Bloomberg Law
July 28, 2023, 10:56 PM UTC

Congress Can’t Force Ethics Code on Supreme Court, Alito Says

Kimberly Strawbridge Robinson
Kimberly Strawbridge Robinson
Reporter

US Supreme Court Justice Samuel Alito says Congress has no power to force a binding ethics code on the high court, stressing there’s nothing in the Constitution giving lawmakers such authority.

In an interview with the Wall Street Journal’s editorial features editor published on Friday, Alito said he voluntarily follows financial and other disclosure rules that apply to lower court judges but was adamant that Democratic-led efforts on Capitol Hill were out of bounds.

“Congress did not create the Supreme Court,” Alito said. “I know this is a controversial view, but I’m willing to say it.

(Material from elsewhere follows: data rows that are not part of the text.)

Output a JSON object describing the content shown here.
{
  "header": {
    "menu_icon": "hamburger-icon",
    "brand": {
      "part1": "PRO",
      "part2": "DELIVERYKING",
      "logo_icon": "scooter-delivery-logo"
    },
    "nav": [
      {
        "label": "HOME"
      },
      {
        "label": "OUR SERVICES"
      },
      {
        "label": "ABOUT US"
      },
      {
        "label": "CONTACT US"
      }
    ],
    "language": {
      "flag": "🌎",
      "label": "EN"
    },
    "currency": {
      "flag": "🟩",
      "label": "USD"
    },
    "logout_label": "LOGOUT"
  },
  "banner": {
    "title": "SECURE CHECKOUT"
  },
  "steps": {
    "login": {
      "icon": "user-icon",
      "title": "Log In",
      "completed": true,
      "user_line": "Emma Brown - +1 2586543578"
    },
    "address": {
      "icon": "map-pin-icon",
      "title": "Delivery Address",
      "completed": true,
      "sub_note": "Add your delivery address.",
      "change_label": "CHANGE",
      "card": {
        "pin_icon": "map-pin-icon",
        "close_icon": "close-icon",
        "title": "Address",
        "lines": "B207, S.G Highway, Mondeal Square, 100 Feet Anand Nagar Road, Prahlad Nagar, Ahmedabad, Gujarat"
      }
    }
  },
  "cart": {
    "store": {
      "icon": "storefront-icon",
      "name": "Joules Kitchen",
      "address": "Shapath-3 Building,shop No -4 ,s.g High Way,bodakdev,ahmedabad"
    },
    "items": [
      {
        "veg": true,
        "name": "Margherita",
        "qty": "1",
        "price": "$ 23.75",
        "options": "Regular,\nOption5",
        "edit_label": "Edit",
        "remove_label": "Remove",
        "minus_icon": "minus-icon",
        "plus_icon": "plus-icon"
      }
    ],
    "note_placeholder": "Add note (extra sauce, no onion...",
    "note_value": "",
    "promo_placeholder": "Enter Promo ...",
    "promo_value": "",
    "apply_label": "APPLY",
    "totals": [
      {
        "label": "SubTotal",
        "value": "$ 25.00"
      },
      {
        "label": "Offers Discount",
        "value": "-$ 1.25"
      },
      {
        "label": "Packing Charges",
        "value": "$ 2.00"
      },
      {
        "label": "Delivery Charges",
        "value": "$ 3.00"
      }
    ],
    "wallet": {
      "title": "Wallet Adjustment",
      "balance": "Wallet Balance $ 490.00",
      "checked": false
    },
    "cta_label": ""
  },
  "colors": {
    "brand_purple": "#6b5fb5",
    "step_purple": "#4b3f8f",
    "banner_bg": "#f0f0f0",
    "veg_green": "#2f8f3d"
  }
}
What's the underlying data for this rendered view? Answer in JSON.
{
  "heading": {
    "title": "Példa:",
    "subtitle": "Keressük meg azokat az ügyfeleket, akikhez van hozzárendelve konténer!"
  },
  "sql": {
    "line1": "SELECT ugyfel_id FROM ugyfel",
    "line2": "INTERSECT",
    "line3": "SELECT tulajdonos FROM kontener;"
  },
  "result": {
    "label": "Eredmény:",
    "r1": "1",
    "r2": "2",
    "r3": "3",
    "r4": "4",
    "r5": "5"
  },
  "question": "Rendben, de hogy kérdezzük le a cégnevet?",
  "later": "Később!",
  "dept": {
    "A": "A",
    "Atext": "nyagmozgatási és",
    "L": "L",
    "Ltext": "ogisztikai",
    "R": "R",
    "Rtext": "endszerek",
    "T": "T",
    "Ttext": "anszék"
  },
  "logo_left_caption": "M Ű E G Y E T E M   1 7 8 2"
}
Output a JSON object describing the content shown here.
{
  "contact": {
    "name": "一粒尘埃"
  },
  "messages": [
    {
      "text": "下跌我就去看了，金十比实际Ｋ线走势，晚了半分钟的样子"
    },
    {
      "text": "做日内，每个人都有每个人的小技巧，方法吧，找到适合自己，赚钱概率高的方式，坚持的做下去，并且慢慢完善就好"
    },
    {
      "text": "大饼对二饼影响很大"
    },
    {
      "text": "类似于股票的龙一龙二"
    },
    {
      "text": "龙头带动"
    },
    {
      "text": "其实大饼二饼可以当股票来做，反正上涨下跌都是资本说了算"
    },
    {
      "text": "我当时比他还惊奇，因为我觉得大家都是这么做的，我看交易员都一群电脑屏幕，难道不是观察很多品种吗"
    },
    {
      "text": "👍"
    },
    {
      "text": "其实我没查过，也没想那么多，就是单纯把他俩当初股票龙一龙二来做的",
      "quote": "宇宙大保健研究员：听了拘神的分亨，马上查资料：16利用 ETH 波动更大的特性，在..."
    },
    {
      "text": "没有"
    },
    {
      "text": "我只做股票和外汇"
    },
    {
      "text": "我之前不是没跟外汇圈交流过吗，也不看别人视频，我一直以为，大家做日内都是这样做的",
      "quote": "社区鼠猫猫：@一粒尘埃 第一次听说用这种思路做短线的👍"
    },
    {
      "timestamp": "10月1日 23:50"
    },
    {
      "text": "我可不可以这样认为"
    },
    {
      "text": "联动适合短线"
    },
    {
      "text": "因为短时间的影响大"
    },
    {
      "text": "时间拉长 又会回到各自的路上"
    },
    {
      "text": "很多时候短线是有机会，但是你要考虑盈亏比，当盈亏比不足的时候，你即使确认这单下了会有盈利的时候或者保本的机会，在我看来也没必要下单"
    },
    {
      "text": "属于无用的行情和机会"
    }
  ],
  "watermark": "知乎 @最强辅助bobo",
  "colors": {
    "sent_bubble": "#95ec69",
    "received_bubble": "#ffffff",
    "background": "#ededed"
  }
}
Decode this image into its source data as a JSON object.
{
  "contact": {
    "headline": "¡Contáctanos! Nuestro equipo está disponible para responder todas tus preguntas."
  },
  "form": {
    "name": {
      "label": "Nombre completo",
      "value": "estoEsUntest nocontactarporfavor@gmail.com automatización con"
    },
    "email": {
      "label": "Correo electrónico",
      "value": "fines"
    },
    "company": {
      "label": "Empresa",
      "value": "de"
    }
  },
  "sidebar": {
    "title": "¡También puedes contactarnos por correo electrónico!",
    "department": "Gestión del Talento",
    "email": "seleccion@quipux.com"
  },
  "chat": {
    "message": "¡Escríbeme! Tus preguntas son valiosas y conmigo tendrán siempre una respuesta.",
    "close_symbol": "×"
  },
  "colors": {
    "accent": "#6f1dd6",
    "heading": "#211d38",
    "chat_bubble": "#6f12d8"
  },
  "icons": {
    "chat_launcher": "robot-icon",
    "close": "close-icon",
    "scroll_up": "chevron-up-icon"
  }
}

No provision in the Constitution gives them the authority to regulate the Supreme Court—period.”

Alito said he was speaking only for himself but noted that he thinks “it’s something we have all thought about.”

Chief Justice John Roberts has similarly expressed doubts about congressional authority to force an ethics code on the justices, as did Alito in a 2019 House hearing.

Legislation (S. 359) requiring the justices adopt a code of conduct was approved by the Senate Judiciary Committee on July 20, a measure pushed only by majority Democrats and fueled by controversy about alleged ethical lapses at the court.

Although both sides indicated the bill was going nowhere without Republican support, Democrats still promoted the proposals as urgently necessary to improve transparency at the conservative-led court that’s resisted calls over the years, including from a few Republicans, to take steps on its own.

Proponents also say a code is necessary to quell recent attacks on the court’s legitimacy. Alito, who has been critical of those challenges, said he wonders if “outright defiance” might be a result of such criticism.

“If we’re viewed as illegitimate, then disregard of our decisions becomes more acceptable and more popular,” Alito said. “So you can have a revival of the massive resistance that occurred in the South after Brown,” a reference to the court’s landmark 1954 ruling in Brown v. Board of Education that found segregation in public schools unconstitutional.

Criticism of the court mainly from progressives and particularly over ethics gained new attention this year following ProPublica reports about Justice Clarence Thomas and luxury vacations, real estate deals, and school tuition payments involving billionaire and GOP megadonor Harlan Crow that weren’t reported on financial disclosures.

Other ethics questions involving justices on both sides of the ideological divide, including Alito, and the court’s opaque recusal practices also fueled demands for accountability mainly by progressives.

Defiance, Chevron

Alito’s interview was the second this year to the Journal’s conservative-leaning editorial section. He also wrote an op-ed responding to ethics questions posted by ProPublica.

In the latest interview, Alito, 73, detailed differences in how the six conservative justices approach cases. He ranged from Thomas’ disregard of precedent to Roberts’ preference for incremental changes in law.

Alito also said he’s “not in favor of overruling important decisions just by pretending they don’t exist but refusing to say anything about them.”

That statement appeared to refer to Chevron deference, a court-made principle in which the judiciary typically defers to administrative agencies when interpreting statutes.

The court in recent terms has curtailed the doctrine without explicitly saying so. The justices next term will consider a explicit challenge to the doctrine in Loper Bright Enterprises v. Raimondo.